Despite all the pros of using a 50mm f/1.8 fast prime lens there are some cons. The most obvious of which being that it only has one focal length. For street or landscape photographers who need easy access to a wide variety of focal lengths a super zoom, like an 18-200mm or 28-300mm, may be a better option. If you shoot with primes your apt to change lenses more often so there is a higher chance of getting unwanted dust on your camera's image sensor. This lens is far from long enough to use for most sports or wildlife work and is also too long to use in extremely tight spaces, especially when on a camera with an APS-C sized sensor. Although you can shoot at f/1.8 if you have to it will result in soft low quality images. If you find yourself shooting at f/1.8 or near it quit often then an even faster lens like a 50mm f/1.4 or even 50mm f/1.2 lens might be better suited for your style of shooting but this will be a major increase in cost. The Nikkor 50mm f/1.4 lens sells for under $600 which is still rather affordable compared too many pro lenses. Canon is the only company to currently make a 50mm f/1.2 lens with autofocus and is over $1000. These faster 50mm primes can obtain higher quality images at wider apertures. A 50mm f/1.8 lens is incredibly versatile but it's not for every photographer.

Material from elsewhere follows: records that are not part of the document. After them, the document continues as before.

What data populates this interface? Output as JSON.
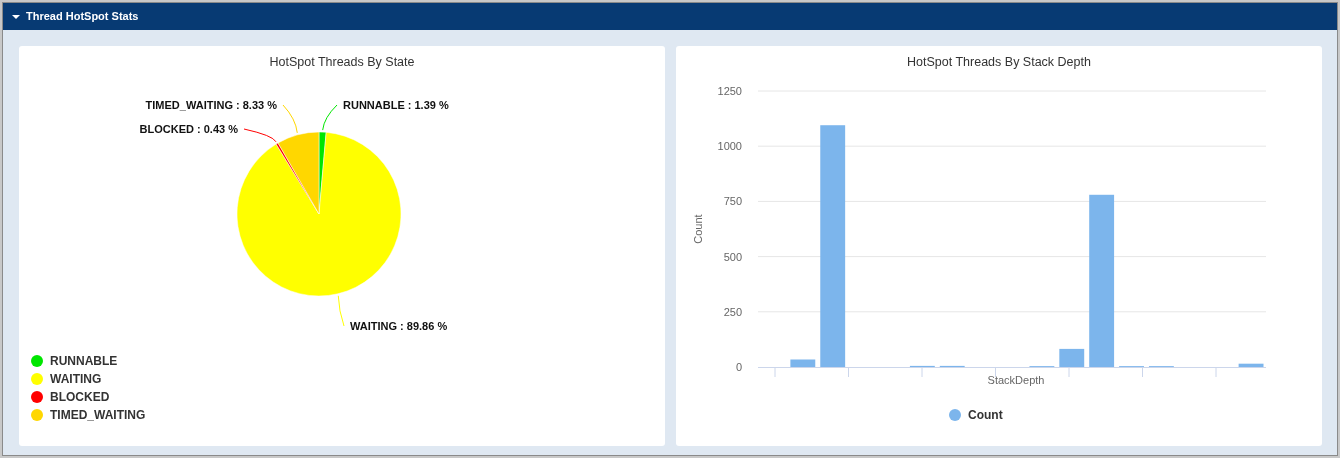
{
  "panel": {
    "title": "Thread HotSpot Stats",
    "expanded": true
  },
  "charts": [
    {
      "chart_data": {
        "type": "pie",
        "title": "HotSpot Threads By State",
        "categories": [
          "RUNNABLE",
          "WAITING",
          "BLOCKED",
          "TIMED_WAITING"
        ],
        "series": [
          {
            "values": [
              1.39,
              89.86,
              0.43,
              8.33
            ]
          }
        ],
        "value_labels": [
          "RUNNABLE : 1.39 %",
          "WAITING : 89.86 %",
          "BLOCKED : 0.43 %",
          "TIMED_WAITING : 8.33 %"
        ],
        "legend": true
      },
      "slices": [
        {
          "color": "#00e600"
        },
        {
          "color": "#ffff00"
        },
        {
          "color": "#ff0000"
        },
        {
          "color": "#ffd700"
        }
      ]
    },
    {
      "chart_data": {
        "type": "bar",
        "title": "HotSpot Threads By Stack Depth",
        "xlabel": "StackDepth",
        "ylabel": "Count",
        "ylim": [
          0,
          1250
        ],
        "yticks": [
          0,
          250,
          500,
          750,
          1000,
          1250
        ],
        "grid": true,
        "legend": true,
        "series": [
          {
            "name": "Count",
            "color": "#7cb5ec",
            "values": [
              0,
              34,
              1095,
              0,
              0,
              5,
              5,
              0,
              0,
              4,
              82,
              780,
              4,
              4,
              0,
              0,
              15
            ]
          }
        ]
      }
    }
  ]
}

The 50mm f/1.8 is a great lens which can be used for a wide variety of uses. If are a portrait photographer on a budget, shoot frequently in low light conditions, or want an inexpensive lens which can create tack sharp images the 50mm f/1.8 lens can prove to be an irreplaceable addition to your current lens kit. On the other hand if you primarily shoot sports, wildlife, landscapes, or are usually in situations where you need a variety of focal lengths the 50mm f/1.8 isn't worth your while. My Nikkor AF-D 50mm f/1.8 Lens is one of the most used lens in my camera bag and some of my best, and even published, work has been made with it.